Many studies confirm the positive effect of mobile communications on the survival rate in emergencies. One example is a study carried out at Kanazawa University in Japan. The researchers analyzed 3000 out-of-hospital cardiac arrest (OHCA) cases in Ishikawa Prefecture between 2012 and 2014. The conclusion was that the survival rate was higher in the case of emergency communication via a cell phone as compared to a landline phone. More specifically, the one-month survival, in the case of OHCA with communication using a cell phone, was significantly higher (9.1%) in comparison to a landline phone (4.3%). Aside from the response time, cell phone communication has one significant asset: the caller can approach the patient. This means that medical dispatchers can obtain more detailed and precise information on the patient’s condition and that other people can provide first aid, following real-time instructions. Returning to the first aid response time, we should also consider another technology – the ability of paramedics to locate cell phones. This kind of technology does not always work. In Europe, 112 does not allow the people making emergency calls to be located. To make it possible, an emergency communications center must implement AML technology, while the caller’s telephone must also be equipped with AML technology. It is available for smartphones with Android and iPhones with iOS 11.3 or later. Otherwise, the caller must inform the paramedic about their location. In December 2018, the European Commission adapted new requirements - smartphones sold in the EU starting from March 2022 must be equipped with the GNSS function. This allows them to locate the person calling the emergency services.

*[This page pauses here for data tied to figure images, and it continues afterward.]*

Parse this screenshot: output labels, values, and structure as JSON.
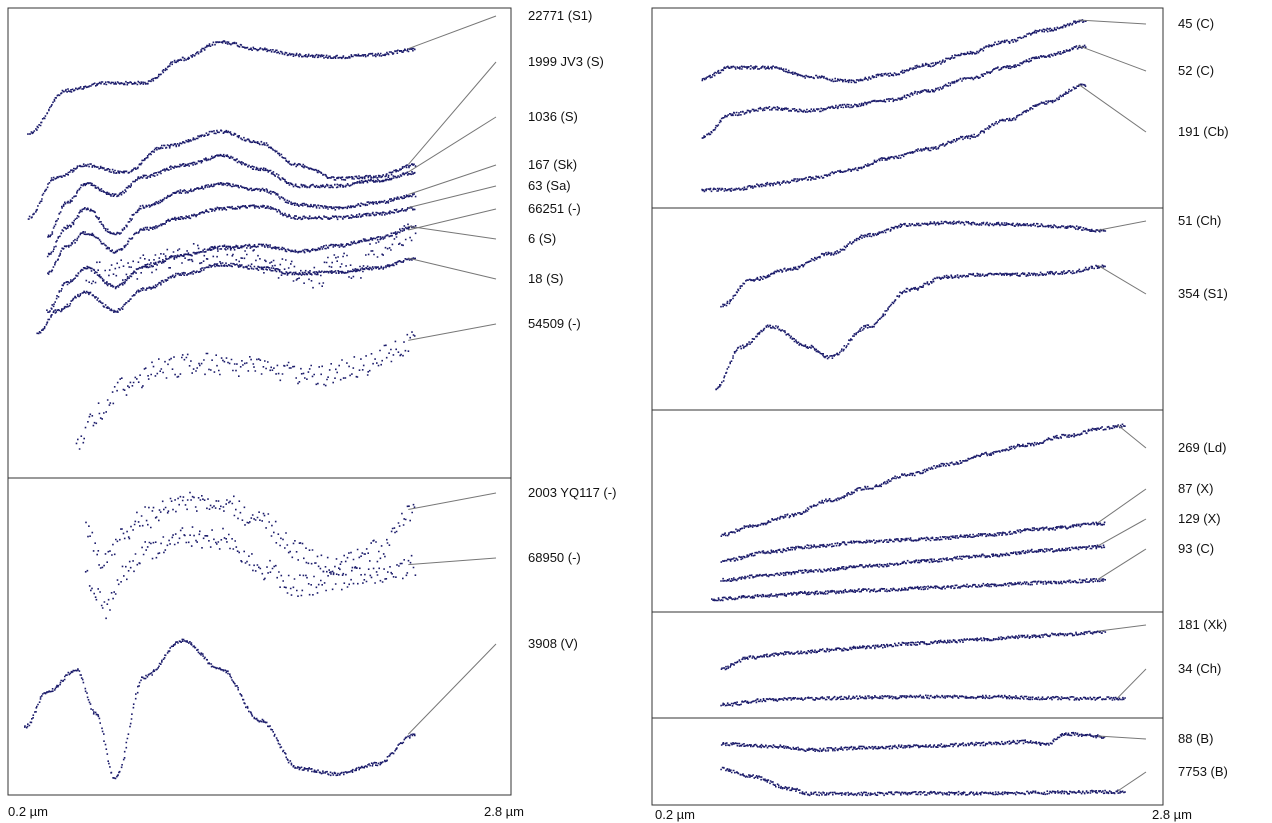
{
  "chart_data": [
    {
      "type": "line",
      "panel": "left-top",
      "xlim": [
        0.2,
        2.8
      ],
      "x_unit": "µm",
      "axis_start_label": "0.2 µm",
      "axis_end_label": "2.8 µm",
      "series": [
        {
          "name": "22771 (S1)",
          "x": [
            0.3,
            0.5,
            0.7,
            0.9,
            1.1,
            1.3,
            1.5,
            1.7,
            1.9,
            2.1,
            2.3
          ],
          "y": [
            0.45,
            0.68,
            0.72,
            0.72,
            0.85,
            0.94,
            0.9,
            0.87,
            0.86,
            0.87,
            0.9
          ]
        },
        {
          "name": "1999 JV3 (S)",
          "x": [
            0.3,
            0.45,
            0.6,
            0.8,
            1.0,
            1.3,
            1.5,
            1.7,
            1.9,
            2.1,
            2.3
          ],
          "y": [
            0.0,
            0.22,
            0.28,
            0.24,
            0.38,
            0.46,
            0.4,
            0.28,
            0.21,
            0.22,
            0.28
          ]
        },
        {
          "name": "1036 (S)",
          "x": [
            0.4,
            0.5,
            0.6,
            0.75,
            0.9,
            1.1,
            1.3,
            1.5,
            1.7,
            1.9,
            2.1,
            2.3
          ],
          "y": [
            -0.1,
            0.08,
            0.18,
            0.12,
            0.22,
            0.28,
            0.33,
            0.26,
            0.17,
            0.17,
            0.2,
            0.24
          ]
        },
        {
          "name": "167 (Sk)",
          "x": [
            0.4,
            0.5,
            0.6,
            0.75,
            0.9,
            1.1,
            1.3,
            1.5,
            1.7,
            1.9,
            2.1,
            2.3
          ],
          "y": [
            -0.2,
            -0.05,
            0.05,
            -0.09,
            0.06,
            0.14,
            0.18,
            0.15,
            0.07,
            0.05,
            0.08,
            0.12
          ]
        },
        {
          "name": "63 (Sa)",
          "x": [
            0.4,
            0.5,
            0.6,
            0.75,
            0.9,
            1.1,
            1.3,
            1.5,
            1.7,
            1.9,
            2.1,
            2.3
          ],
          "y": [
            -0.3,
            -0.15,
            -0.08,
            -0.18,
            -0.06,
            0.0,
            0.05,
            0.06,
            0.0,
            0.0,
            0.02,
            0.05
          ]
        },
        {
          "name": "66251 (-)",
          "x": [
            0.6,
            0.8,
            1.0,
            1.2,
            1.4,
            1.6,
            1.8,
            1.9,
            2.0,
            2.1,
            2.2,
            2.3
          ],
          "y": [
            -0.3,
            -0.28,
            -0.23,
            -0.19,
            -0.21,
            -0.27,
            -0.32,
            -0.22,
            -0.28,
            -0.16,
            -0.12,
            -0.07
          ]
        },
        {
          "name": "6 (S)",
          "x": [
            0.4,
            0.5,
            0.6,
            0.75,
            0.9,
            1.1,
            1.3,
            1.5,
            1.7,
            1.9,
            2.1,
            2.3
          ],
          "y": [
            -0.5,
            -0.35,
            -0.27,
            -0.37,
            -0.26,
            -0.2,
            -0.16,
            -0.15,
            -0.18,
            -0.15,
            -0.11,
            -0.05
          ]
        },
        {
          "name": "18 (S)",
          "x": [
            0.35,
            0.45,
            0.6,
            0.75,
            0.9,
            1.1,
            1.3,
            1.5,
            1.7,
            1.9,
            2.1,
            2.3
          ],
          "y": [
            -0.62,
            -0.5,
            -0.4,
            -0.5,
            -0.38,
            -0.3,
            -0.25,
            -0.27,
            -0.3,
            -0.29,
            -0.27,
            -0.22
          ]
        },
        {
          "name": "54509 (-)",
          "x": [
            0.55,
            0.65,
            0.8,
            1.0,
            1.2,
            1.4,
            1.6,
            1.8,
            2.0,
            2.2,
            2.3
          ],
          "y": [
            -1.2,
            -1.05,
            -0.9,
            -0.8,
            -0.78,
            -0.8,
            -0.82,
            -0.85,
            -0.8,
            -0.72,
            -0.66
          ]
        }
      ]
    },
    {
      "type": "line",
      "panel": "left-bottom",
      "xlim": [
        0.2,
        2.8
      ],
      "x_unit": "µm",
      "series": [
        {
          "name": "2003 YQ117 (-)",
          "x": [
            0.6,
            0.7,
            0.8,
            0.9,
            1.1,
            1.3,
            1.5,
            1.7,
            1.9,
            2.1,
            2.3
          ],
          "y": [
            0.75,
            0.55,
            0.72,
            0.85,
            0.95,
            0.97,
            0.82,
            0.62,
            0.52,
            0.62,
            0.9
          ]
        },
        {
          "name": "68950 (-)",
          "x": [
            0.6,
            0.7,
            0.8,
            0.9,
            1.1,
            1.3,
            1.5,
            1.7,
            1.9,
            2.1,
            2.3
          ],
          "y": [
            0.42,
            0.22,
            0.48,
            0.62,
            0.72,
            0.7,
            0.5,
            0.38,
            0.42,
            0.45,
            0.52
          ]
        },
        {
          "name": "3908 (V)",
          "x": [
            0.28,
            0.4,
            0.55,
            0.65,
            0.75,
            0.9,
            1.1,
            1.3,
            1.5,
            1.7,
            1.9,
            2.1,
            2.3
          ],
          "y": [
            -0.6,
            -0.35,
            -0.2,
            -0.5,
            -0.95,
            -0.25,
            0.0,
            -0.2,
            -0.55,
            -0.88,
            -0.92,
            -0.85,
            -0.65
          ]
        }
      ]
    },
    {
      "type": "line",
      "panel": "right-1",
      "xlim": [
        0.2,
        2.8
      ],
      "x_unit": "µm",
      "series": [
        {
          "name": "45 (C)",
          "x": [
            0.45,
            0.6,
            0.8,
            1.0,
            1.2,
            1.4,
            1.6,
            1.8,
            2.0,
            2.2,
            2.4
          ],
          "y": [
            0.4,
            0.5,
            0.5,
            0.42,
            0.38,
            0.44,
            0.52,
            0.62,
            0.72,
            0.82,
            0.9
          ]
        },
        {
          "name": "52 (C)",
          "x": [
            0.45,
            0.6,
            0.8,
            1.0,
            1.2,
            1.4,
            1.6,
            1.8,
            2.0,
            2.2,
            2.4
          ],
          "y": [
            -0.1,
            0.1,
            0.15,
            0.13,
            0.17,
            0.22,
            0.3,
            0.4,
            0.5,
            0.6,
            0.68
          ]
        },
        {
          "name": "191 (Cb)",
          "x": [
            0.45,
            0.6,
            0.8,
            1.0,
            1.2,
            1.4,
            1.6,
            1.8,
            2.0,
            2.2,
            2.4
          ],
          "y": [
            -0.55,
            -0.55,
            -0.5,
            -0.45,
            -0.38,
            -0.28,
            -0.2,
            -0.1,
            0.05,
            0.2,
            0.35
          ]
        }
      ]
    },
    {
      "type": "line",
      "panel": "right-2",
      "xlim": [
        0.2,
        2.8
      ],
      "x_unit": "µm",
      "series": [
        {
          "name": "51 (Ch)",
          "x": [
            0.55,
            0.7,
            0.9,
            1.1,
            1.3,
            1.5,
            1.7,
            1.9,
            2.1,
            2.3,
            2.5
          ],
          "y": [
            0.1,
            0.35,
            0.45,
            0.6,
            0.78,
            0.88,
            0.9,
            0.89,
            0.88,
            0.86,
            0.82
          ]
        },
        {
          "name": "354 (S1)",
          "x": [
            0.52,
            0.65,
            0.8,
            1.0,
            1.1,
            1.3,
            1.5,
            1.7,
            1.9,
            2.1,
            2.3,
            2.5
          ],
          "y": [
            -0.7,
            -0.3,
            -0.1,
            -0.3,
            -0.4,
            -0.1,
            0.25,
            0.38,
            0.4,
            0.4,
            0.42,
            0.48
          ]
        }
      ]
    },
    {
      "type": "line",
      "panel": "right-3",
      "xlim": [
        0.2,
        2.8
      ],
      "x_unit": "µm",
      "series": [
        {
          "name": "269 (Ld)",
          "x": [
            0.55,
            0.7,
            0.9,
            1.1,
            1.3,
            1.5,
            1.7,
            1.9,
            2.1,
            2.3,
            2.5,
            2.6
          ],
          "y": [
            0.05,
            0.12,
            0.2,
            0.32,
            0.42,
            0.52,
            0.6,
            0.68,
            0.75,
            0.82,
            0.88,
            0.9
          ]
        },
        {
          "name": "87 (X)",
          "x": [
            0.55,
            0.8,
            1.0,
            1.3,
            1.6,
            1.9,
            2.2,
            2.5
          ],
          "y": [
            -0.15,
            -0.08,
            -0.04,
            0.0,
            0.02,
            0.05,
            0.1,
            0.14
          ]
        },
        {
          "name": "129 (X)",
          "x": [
            0.55,
            0.8,
            1.0,
            1.3,
            1.6,
            1.9,
            2.2,
            2.5
          ],
          "y": [
            -0.3,
            -0.26,
            -0.23,
            -0.19,
            -0.15,
            -0.11,
            -0.07,
            -0.04
          ]
        },
        {
          "name": "93 (C)",
          "x": [
            0.5,
            0.8,
            1.0,
            1.3,
            1.6,
            1.9,
            2.2,
            2.5
          ],
          "y": [
            -0.45,
            -0.42,
            -0.4,
            -0.38,
            -0.36,
            -0.34,
            -0.32,
            -0.3
          ]
        }
      ]
    },
    {
      "type": "line",
      "panel": "right-4",
      "xlim": [
        0.2,
        2.8
      ],
      "x_unit": "µm",
      "series": [
        {
          "name": "181 (Xk)",
          "x": [
            0.55,
            0.7,
            0.9,
            1.1,
            1.3,
            1.5,
            1.7,
            1.9,
            2.1,
            2.3,
            2.5
          ],
          "y": [
            0.2,
            0.38,
            0.45,
            0.5,
            0.55,
            0.6,
            0.64,
            0.68,
            0.72,
            0.76,
            0.8
          ]
        },
        {
          "name": "34 (Ch)",
          "x": [
            0.55,
            0.8,
            1.0,
            1.3,
            1.6,
            1.9,
            2.2,
            2.5,
            2.6
          ],
          "y": [
            -0.4,
            -0.32,
            -0.3,
            -0.28,
            -0.27,
            -0.27,
            -0.29,
            -0.3,
            -0.3
          ]
        }
      ]
    },
    {
      "type": "line",
      "panel": "right-5",
      "xlim": [
        0.2,
        2.8
      ],
      "x_unit": "µm",
      "axis_start_label": "0.2 µm",
      "axis_end_label": "2.8 µm",
      "series": [
        {
          "name": "88 (B)",
          "x": [
            0.55,
            0.8,
            1.0,
            1.3,
            1.6,
            1.9,
            2.1,
            2.2,
            2.3,
            2.5
          ],
          "y": [
            0.6,
            0.55,
            0.48,
            0.52,
            0.56,
            0.6,
            0.64,
            0.58,
            0.8,
            0.74
          ]
        },
        {
          "name": "7753 (B)",
          "x": [
            0.55,
            0.7,
            0.9,
            1.0,
            1.3,
            1.6,
            1.9,
            2.2,
            2.5,
            2.6
          ],
          "y": [
            0.1,
            -0.05,
            -0.3,
            -0.4,
            -0.4,
            -0.39,
            -0.39,
            -0.38,
            -0.36,
            -0.36
          ]
        }
      ]
    }
  ],
  "colors": {
    "trace": "#1c1c6b",
    "frame": "#333333",
    "leader": "#777777",
    "label": "#111111"
  }
}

The effect is not significant

Interesting results come from the “Mobile Phone Use for Contacting Emergency Services in Life-threatening Circumstances” study, which analyzed 354,199 cases of ambulances dispatched to emergencies. Here the conclusion is similar: reporting an emergency using a cell phone, as compared to a landline phone, significantly reduced the risk of death in the location of the accident. However, this did not affect the number of fatalities following transportation to an emergency department. The relationship between using cell phones to call emergency services in emergencies and the improvement of the treatment results in patients is a fact. However, the popularization of cell phones did not have a revolutionary effect on the decrease in the death rate that one might expect. The death rates in emergencies, such as a heart attack, a stroke, or a car accident, continue to drop. This trend is supported by several other factors, including lifestyle, healthcare infrastructure, prevention, new treatment technologies, etc.